The problem with that defense is that the decline at conservative churches is miniscule. Membership loss by the Southern Baptists this year, for example, was cause for concern at their annual convention — but amounted to less than 1 percent.

Why are the defenders of the shrinking Protestant mainline churches so annoyed with this entire discussion — or assertions that they are

increasingly irrelevant to anybody but themselves?

Retired Bishop Spong

For one thing, Douthat had dared to cite yet once again John Shelby Spong’s 1998 book Why Christianity Must Change or Die. “The reliably controversial Episcopal bishop of Newark,” wrote the Times columnist, “was a uniquely radical figure – during his career, he dismissed almost every element of traditional Christian faith as so much superstition – but most recent leaders of the Episcopal Church have shared his premise. Thus their church has spent the last several decades changing and then changing some more, from a sedate pillar of the WASP establishment into one of the most self-consciously progressive Christian bodies in the United States.
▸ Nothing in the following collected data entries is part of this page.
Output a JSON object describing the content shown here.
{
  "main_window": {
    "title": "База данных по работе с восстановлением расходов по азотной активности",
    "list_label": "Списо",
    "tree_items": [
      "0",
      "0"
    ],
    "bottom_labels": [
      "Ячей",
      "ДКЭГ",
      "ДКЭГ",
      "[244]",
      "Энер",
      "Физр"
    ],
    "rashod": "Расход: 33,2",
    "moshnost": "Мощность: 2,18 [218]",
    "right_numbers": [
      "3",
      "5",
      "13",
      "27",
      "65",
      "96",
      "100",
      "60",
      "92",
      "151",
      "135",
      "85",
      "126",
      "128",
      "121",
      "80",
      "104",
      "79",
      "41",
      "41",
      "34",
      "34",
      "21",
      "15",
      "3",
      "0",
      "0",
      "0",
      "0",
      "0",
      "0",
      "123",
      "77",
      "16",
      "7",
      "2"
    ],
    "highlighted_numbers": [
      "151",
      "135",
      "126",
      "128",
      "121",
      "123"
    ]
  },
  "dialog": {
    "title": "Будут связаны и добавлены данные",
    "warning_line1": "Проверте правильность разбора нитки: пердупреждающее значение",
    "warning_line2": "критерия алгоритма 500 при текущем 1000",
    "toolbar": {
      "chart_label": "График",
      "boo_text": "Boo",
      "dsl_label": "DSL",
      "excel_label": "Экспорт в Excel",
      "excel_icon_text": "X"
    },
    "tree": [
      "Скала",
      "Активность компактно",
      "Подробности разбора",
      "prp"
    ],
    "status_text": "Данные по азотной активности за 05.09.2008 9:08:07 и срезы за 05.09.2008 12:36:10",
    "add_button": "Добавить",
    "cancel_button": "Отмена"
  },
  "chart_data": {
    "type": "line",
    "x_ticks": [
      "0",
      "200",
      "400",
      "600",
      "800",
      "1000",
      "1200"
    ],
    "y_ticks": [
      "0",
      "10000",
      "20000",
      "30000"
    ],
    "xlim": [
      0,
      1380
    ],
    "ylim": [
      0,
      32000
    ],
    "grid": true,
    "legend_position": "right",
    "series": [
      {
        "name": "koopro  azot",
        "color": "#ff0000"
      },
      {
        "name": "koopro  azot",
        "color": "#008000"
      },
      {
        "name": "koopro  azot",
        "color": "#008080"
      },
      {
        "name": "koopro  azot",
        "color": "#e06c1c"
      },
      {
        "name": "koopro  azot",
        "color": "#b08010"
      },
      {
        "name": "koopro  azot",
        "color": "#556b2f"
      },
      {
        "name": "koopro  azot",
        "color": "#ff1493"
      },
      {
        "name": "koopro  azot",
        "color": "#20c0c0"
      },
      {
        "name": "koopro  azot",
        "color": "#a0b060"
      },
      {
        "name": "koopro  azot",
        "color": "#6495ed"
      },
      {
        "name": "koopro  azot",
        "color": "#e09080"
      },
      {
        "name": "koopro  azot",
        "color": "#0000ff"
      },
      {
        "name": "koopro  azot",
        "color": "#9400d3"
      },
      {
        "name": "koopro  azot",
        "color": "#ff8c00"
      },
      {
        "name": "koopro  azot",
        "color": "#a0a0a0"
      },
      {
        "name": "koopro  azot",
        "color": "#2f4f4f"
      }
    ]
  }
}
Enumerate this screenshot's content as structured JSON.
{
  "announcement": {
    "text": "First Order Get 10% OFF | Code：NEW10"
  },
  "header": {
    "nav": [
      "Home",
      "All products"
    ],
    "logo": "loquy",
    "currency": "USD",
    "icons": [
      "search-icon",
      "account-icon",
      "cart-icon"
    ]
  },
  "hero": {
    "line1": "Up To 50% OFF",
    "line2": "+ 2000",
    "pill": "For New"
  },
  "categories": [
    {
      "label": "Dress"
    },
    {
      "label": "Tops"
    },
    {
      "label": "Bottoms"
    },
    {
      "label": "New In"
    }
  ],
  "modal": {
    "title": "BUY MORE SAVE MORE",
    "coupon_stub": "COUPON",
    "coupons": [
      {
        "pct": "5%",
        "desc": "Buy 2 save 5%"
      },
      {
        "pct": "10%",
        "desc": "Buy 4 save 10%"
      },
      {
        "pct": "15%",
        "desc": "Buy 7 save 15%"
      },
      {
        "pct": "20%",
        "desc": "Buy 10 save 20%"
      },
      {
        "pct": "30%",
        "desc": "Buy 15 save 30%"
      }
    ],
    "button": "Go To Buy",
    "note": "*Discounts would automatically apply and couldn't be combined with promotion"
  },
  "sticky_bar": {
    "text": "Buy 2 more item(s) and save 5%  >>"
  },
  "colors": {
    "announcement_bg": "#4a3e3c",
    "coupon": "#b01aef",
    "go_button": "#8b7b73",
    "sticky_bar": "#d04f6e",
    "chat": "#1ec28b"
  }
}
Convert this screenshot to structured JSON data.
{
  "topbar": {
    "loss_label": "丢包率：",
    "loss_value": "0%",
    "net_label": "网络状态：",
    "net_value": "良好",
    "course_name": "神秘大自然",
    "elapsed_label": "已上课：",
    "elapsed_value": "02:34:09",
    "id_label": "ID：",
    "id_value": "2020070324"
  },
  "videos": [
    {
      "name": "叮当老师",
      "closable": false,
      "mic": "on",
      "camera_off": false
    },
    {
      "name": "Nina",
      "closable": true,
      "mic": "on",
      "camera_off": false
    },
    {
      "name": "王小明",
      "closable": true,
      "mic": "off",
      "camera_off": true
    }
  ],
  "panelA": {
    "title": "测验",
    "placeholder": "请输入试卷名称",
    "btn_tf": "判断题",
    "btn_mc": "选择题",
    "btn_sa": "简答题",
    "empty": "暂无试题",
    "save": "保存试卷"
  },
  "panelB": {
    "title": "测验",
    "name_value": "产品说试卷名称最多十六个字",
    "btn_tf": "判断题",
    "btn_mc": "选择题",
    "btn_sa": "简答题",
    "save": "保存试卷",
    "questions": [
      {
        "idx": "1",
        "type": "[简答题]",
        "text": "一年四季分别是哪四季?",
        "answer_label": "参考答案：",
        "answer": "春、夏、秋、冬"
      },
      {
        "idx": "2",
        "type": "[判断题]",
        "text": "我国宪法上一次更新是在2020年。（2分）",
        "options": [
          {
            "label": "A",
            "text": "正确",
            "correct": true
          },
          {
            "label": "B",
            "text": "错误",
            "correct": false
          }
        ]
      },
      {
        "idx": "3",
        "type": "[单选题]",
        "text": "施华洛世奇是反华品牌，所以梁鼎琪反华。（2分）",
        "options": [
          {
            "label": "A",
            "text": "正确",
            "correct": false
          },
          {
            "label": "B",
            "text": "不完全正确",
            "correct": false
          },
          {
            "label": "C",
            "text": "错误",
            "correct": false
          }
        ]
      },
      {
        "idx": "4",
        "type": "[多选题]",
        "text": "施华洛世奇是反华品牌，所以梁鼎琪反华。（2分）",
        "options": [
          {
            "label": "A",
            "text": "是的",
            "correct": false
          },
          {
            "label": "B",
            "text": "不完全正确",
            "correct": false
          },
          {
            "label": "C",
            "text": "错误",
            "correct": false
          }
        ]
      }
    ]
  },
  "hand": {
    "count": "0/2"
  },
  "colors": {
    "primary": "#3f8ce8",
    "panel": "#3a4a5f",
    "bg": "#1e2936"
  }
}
“And in the process, they have provoked a historic schism” with entire dioceses going to court attempting to separate their churches from the denomination — and losing. At the convention, the hierarchy reported headquarters had spent $18 million suing its own congregations – forcing them in court to leave behind buildings they’ve built over the last 250 years with their own sacrifices, labor and love. At last count, nine bishops had decried the convention’s actions in a formal statement. Entire congregations have ceremoniously filed out of the buildings they lost in court and walked down the sidewalk to new facilities where they have started again, liberated from the dictates of a headquarters that had dramatically failed them — attempting to force failure and death on their congregations.

“The Episcopalians are hardly alone,” observes Joseph Bottum. “Many commentators, analyzing the decline of liberal denominations in recent decades, have pointed to the gains of conservative churches.” He, again, cites Kelley, who started the discussion of why people go to church. Is it to be told that sins listed in the Bible really aren’t wicked anymore? To hear that the the Bible is a compilation of Babylonian fairy tales? To listen to doubts over whether Jesus rose from the dead? To debate whether it’s OK to appoint as bishop a man married to another man?

No, reported Benton Johnson, Dean R. Hoge, and Donald A. Luidens in their analysis, Mainline Churches: The Real Reason for Decline.  “In our study,” they wrote, “the single best predictor of church participation turned out to be belief – orthodox Christian belief, and especially the teaching that a person can be saved only through Jesus Christ.”

The Episcopalians aren’t the only old mainliners vanishing. Disappearing at a record rate are the Disciples of Christ – the liberal branch of the Campbell-Stone Restoration Movement that began on the American frontier during the Second Great Awakening of the early 19th century. That same movement spawned the arch-conservative and militantly locally autonomous Churches of Christ, which remain annoyed with the arch-liberal and shrinking Congregationalists who now call themselves the ”United Church of Christ.” The two groups could not be more disimilar.